37

I have a Spark Dataframe in that consists of a series of dates:

from pyspark.sql import SQLContext
from pyspark.sql import Row
from pyspark.sql.types import *
sqlContext = SQLContext(sc)
import pandas as pd

rdd = sc.parallelizesc.parallelize([('X01','2014-02-13T12:36:14.899','2014-02-13T12:31:56.876','sip:4534454450'),
                                    ('X02','2014-02-13T12:35:37.405','2014-02-13T12:32:13.321','sip:6413445440'),
                                    ('X03','2014-02-13T12:36:03.825','2014-02-13T12:32:15.229','sip:4534437492'),
                                    ('XO4','2014-02-13T12:37:05.460','2014-02-13T12:32:36.881','sip:6474454453'),
                                    ('XO5','2014-02-13T12:36:52.721','2014-02-13T12:33:30.323','sip:8874458555')])
schema = StructType([StructField('ID', StringType(), True),
                     StructField('EndDateTime', StringType(), True),
                     StructField('StartDateTime', StringType(), True)])
df = sqlContext.createDataFrame(rdd, schema)

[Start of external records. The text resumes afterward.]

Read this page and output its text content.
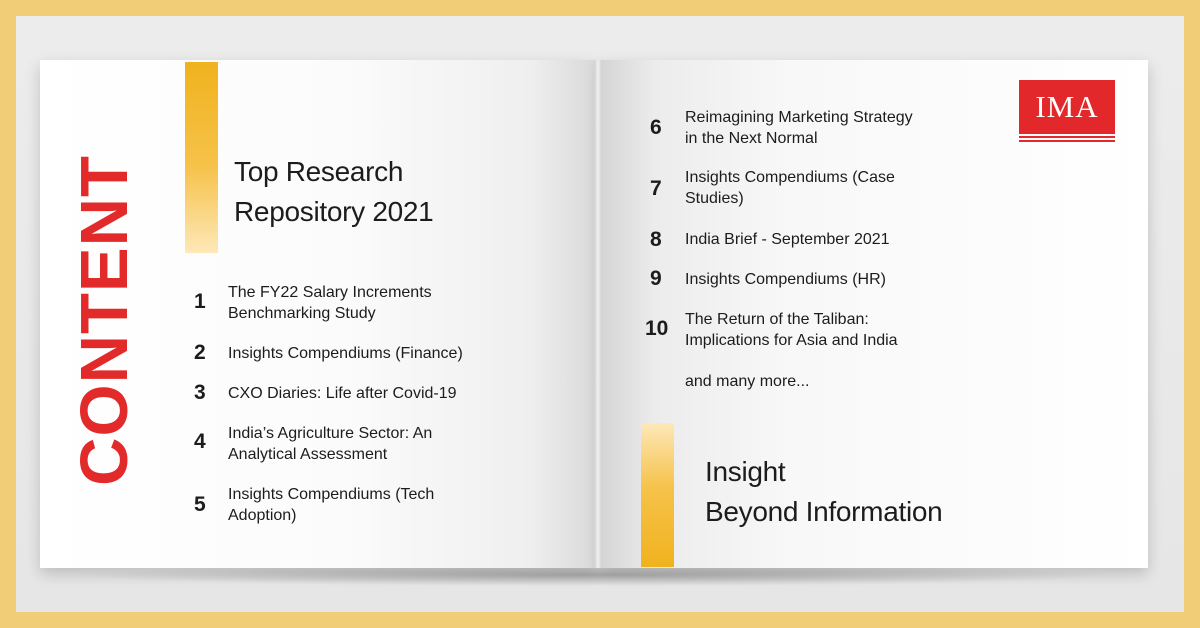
CONTENT	Top Research
Repository 2021
1 The FY22 Salary Increments
Benchmarking Study
2 Insights Compendiums (Finance)
3 CXO Diaries: Life after Covid-19
4 India’s Agriculture Sector: An
Analytical Assessment
5 Insights Compendiums (Tech
Adoption)
6 Reimagining Marketing Strategy
in the Next Normal
7 Insights Compendiums (Case
Studies)
8 India Brief - September 2021
9 Insights Compendiums (HR)
10 The Return of the Taliban:
Implications for Asia and India
and many more...
Insight
Beyond Information
IMA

What I want to do is find duration by subtracting EndDateTime and StartDateTime. I figured I'd try and do this using a function:

# Function to calculate time delta
def time_delta(y,x): 
    end = pd.to_datetime(y)
    start = pd.to_datetime(x)
    delta = (end-start)
    return delta

# create new RDD and add new column 'Duration' by applying time_delta function
df2 = df.withColumn('Duration', time_delta(df.EndDateTime, df.StartDateTime)) 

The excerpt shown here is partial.